Ramon, avocat, a une femme, deux ados et se découvre un cancer de la langue. Sa domestique lui offre un perroquet mal élevé pendant qu'une psychanalyste sans ombre ni saveur tente de donner le goût à la vie à un ex-leucémique névrosé de 21 ans. Le pitch promettait une belle inspection du cancer dans nos vies modernes, nos familles, nos professions, un sujet qui finalement n'a pas encore trouvé sa grande fresque chorale de génie où plusieurs victimes ou proches se confrontent à cette fin douloureuse promise (ou alors je ne suis pas au courant).
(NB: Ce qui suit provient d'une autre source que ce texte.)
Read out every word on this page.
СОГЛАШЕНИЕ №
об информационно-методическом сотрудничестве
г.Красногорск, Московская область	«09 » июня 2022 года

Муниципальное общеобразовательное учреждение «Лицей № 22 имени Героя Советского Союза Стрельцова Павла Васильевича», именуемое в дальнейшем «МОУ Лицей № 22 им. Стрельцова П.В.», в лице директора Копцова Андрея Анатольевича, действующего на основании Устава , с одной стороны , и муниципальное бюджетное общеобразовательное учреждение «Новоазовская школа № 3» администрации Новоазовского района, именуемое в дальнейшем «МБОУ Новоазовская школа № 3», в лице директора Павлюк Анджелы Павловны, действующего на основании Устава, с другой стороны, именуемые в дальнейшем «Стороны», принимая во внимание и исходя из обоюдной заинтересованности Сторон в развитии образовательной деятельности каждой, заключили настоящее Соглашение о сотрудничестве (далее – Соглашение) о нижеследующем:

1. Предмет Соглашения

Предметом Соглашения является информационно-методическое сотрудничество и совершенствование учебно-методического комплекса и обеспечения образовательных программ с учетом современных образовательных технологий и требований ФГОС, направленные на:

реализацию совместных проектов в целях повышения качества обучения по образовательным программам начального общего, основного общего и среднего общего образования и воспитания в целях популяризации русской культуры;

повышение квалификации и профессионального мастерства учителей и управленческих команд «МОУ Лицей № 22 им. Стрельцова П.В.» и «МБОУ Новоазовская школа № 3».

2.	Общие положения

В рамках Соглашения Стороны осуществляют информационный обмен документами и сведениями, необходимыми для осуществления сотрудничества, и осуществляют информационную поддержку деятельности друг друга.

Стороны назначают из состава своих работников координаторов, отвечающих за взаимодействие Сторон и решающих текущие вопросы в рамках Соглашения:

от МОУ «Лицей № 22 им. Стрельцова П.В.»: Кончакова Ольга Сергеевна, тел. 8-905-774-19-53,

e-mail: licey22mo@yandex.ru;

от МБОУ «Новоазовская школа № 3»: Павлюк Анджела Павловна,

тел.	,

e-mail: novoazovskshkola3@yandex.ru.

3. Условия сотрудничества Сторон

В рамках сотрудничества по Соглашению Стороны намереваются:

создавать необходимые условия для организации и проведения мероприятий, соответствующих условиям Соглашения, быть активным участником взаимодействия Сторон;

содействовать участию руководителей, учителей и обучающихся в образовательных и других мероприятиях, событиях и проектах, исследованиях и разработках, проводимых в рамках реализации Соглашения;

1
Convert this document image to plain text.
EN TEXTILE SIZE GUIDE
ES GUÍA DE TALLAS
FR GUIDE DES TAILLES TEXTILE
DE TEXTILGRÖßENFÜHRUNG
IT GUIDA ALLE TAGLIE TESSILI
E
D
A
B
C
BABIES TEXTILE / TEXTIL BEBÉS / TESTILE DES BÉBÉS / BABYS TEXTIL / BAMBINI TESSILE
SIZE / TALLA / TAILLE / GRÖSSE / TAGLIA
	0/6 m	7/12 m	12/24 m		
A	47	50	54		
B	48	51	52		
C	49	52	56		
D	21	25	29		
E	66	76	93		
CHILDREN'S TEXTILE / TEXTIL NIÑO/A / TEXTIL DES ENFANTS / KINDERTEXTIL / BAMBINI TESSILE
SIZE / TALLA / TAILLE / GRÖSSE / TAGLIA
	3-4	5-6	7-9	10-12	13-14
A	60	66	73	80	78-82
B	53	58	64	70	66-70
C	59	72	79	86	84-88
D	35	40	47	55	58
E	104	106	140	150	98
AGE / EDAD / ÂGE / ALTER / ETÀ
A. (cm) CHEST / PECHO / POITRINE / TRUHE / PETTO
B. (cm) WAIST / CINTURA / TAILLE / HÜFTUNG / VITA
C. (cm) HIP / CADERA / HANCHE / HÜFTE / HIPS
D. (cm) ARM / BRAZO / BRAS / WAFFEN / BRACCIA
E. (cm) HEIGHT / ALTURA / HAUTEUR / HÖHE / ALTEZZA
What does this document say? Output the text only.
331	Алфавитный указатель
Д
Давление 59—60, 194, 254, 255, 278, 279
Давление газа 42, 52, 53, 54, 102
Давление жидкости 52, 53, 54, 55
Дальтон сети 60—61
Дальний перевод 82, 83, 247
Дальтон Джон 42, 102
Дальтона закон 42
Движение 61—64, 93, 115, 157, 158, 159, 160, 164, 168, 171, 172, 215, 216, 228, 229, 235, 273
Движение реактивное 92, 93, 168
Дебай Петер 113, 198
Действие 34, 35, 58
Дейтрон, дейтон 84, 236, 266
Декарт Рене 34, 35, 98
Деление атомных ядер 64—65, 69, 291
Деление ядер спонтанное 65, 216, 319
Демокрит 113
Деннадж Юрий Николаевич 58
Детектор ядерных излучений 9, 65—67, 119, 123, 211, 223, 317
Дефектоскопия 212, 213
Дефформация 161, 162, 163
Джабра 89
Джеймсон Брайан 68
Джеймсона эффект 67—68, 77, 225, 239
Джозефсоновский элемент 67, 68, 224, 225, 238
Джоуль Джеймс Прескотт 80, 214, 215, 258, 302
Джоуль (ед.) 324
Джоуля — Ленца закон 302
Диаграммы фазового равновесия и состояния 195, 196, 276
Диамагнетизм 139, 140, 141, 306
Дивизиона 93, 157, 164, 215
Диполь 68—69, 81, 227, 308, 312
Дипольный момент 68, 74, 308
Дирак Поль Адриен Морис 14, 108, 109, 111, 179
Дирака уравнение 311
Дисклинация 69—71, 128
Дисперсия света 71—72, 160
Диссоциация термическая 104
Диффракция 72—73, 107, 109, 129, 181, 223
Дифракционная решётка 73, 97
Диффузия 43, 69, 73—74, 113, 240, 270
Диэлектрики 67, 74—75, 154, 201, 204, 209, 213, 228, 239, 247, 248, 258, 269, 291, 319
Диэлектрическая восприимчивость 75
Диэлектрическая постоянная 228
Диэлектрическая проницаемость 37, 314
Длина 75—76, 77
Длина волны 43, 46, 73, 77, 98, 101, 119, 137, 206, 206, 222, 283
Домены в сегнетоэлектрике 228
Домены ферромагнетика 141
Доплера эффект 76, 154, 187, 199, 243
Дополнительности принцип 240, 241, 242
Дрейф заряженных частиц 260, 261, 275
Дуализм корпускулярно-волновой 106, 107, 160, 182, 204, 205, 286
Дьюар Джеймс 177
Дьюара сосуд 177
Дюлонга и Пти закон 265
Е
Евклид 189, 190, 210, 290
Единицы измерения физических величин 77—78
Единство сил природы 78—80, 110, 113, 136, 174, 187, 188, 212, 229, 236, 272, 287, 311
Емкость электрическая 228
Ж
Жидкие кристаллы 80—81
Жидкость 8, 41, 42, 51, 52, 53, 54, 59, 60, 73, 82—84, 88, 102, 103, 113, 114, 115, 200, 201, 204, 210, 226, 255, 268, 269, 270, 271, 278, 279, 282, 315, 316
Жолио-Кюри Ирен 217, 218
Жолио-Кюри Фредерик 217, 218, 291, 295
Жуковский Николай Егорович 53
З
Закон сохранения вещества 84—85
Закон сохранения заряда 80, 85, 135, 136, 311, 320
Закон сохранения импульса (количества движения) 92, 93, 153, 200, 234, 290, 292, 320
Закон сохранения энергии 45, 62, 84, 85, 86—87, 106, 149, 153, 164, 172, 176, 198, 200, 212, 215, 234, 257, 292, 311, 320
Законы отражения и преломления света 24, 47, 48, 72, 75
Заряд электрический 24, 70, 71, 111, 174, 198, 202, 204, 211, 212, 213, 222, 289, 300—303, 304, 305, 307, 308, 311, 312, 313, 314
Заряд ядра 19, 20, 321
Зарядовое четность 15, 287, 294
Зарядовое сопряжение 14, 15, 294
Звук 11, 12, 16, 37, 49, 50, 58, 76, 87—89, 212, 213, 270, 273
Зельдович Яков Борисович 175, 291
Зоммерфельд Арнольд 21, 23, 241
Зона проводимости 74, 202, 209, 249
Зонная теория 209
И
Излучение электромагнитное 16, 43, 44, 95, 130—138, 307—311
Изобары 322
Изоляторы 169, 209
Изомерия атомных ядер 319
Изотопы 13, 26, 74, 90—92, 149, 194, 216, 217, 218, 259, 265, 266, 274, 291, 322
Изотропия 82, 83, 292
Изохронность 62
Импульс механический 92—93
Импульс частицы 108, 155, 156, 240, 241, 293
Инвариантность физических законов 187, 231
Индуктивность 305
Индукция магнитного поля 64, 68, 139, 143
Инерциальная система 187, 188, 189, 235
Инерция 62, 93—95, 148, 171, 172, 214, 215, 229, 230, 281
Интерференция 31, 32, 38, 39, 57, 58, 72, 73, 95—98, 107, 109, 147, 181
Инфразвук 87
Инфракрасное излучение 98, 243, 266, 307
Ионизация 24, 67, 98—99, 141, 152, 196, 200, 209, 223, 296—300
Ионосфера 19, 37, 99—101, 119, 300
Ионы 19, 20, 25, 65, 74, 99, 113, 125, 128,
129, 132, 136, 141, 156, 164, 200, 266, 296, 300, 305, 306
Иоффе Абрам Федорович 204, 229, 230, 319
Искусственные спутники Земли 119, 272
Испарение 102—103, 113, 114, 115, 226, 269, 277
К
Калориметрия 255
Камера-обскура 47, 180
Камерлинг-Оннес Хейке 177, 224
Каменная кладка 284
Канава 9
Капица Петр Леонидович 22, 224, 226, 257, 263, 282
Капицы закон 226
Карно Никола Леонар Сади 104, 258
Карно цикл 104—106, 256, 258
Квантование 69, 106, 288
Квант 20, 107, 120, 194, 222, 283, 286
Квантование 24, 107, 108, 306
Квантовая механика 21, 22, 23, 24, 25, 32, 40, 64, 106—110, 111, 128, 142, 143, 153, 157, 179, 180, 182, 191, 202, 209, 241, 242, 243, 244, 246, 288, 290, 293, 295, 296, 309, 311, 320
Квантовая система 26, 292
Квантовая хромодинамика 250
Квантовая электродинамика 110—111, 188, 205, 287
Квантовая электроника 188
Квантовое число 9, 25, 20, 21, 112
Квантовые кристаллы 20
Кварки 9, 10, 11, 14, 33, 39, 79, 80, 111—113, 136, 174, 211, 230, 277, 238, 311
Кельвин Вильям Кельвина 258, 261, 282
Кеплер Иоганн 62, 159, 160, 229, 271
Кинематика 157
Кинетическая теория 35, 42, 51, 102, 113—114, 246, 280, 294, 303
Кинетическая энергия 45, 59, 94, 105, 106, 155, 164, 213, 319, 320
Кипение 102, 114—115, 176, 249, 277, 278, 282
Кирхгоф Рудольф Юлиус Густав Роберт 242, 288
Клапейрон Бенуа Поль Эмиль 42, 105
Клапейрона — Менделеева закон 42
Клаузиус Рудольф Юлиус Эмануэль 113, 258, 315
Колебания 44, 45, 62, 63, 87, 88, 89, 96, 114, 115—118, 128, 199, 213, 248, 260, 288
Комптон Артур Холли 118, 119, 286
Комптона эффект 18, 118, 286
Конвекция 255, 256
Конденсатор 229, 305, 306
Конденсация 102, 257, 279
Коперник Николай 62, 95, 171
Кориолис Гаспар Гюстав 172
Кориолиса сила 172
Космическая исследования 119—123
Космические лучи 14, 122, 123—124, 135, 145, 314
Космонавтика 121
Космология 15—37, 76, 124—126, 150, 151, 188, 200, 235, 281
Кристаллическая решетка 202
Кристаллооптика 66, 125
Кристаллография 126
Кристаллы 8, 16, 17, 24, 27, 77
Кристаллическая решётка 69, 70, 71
Question style, c'est assez confondant, même s'il est vrai que ne lisant pas de feel-good, je ne suis pas très entraînée pour ce plat sidéral : il n'y en a pas. Même pas une petite envolée, planquée au chapitre pivot, rien. Je ne vois même pas quoi vous citer tant les chapitres ressemblent à une succession de résumés de replay, où il ne faut pas trop en dire pour ne rien révéler.
Qu'a bien pu vouloir faire ce gentil jeune homme, Jorge Comensal ? Nous divertir ? ç'aurait pu être couillu, sur un tel sujet. Mais alors ce n'est pas assez drôle - cela ne l'est pas, en fait, sautillant, écrémé, certes, mais pas drôle. Perspicace ? Les personnages n'étant pas trempés, je ne vois pas de quels êtres - et à quels humains il parle exactement.
Mordant, insolent ? Pas le moins du monde.
Alors quoi, au moins, un peu de social dans les clous, une larmichette d'émotion ? Bah, non, même pas calibré pour une adaptation Netflix.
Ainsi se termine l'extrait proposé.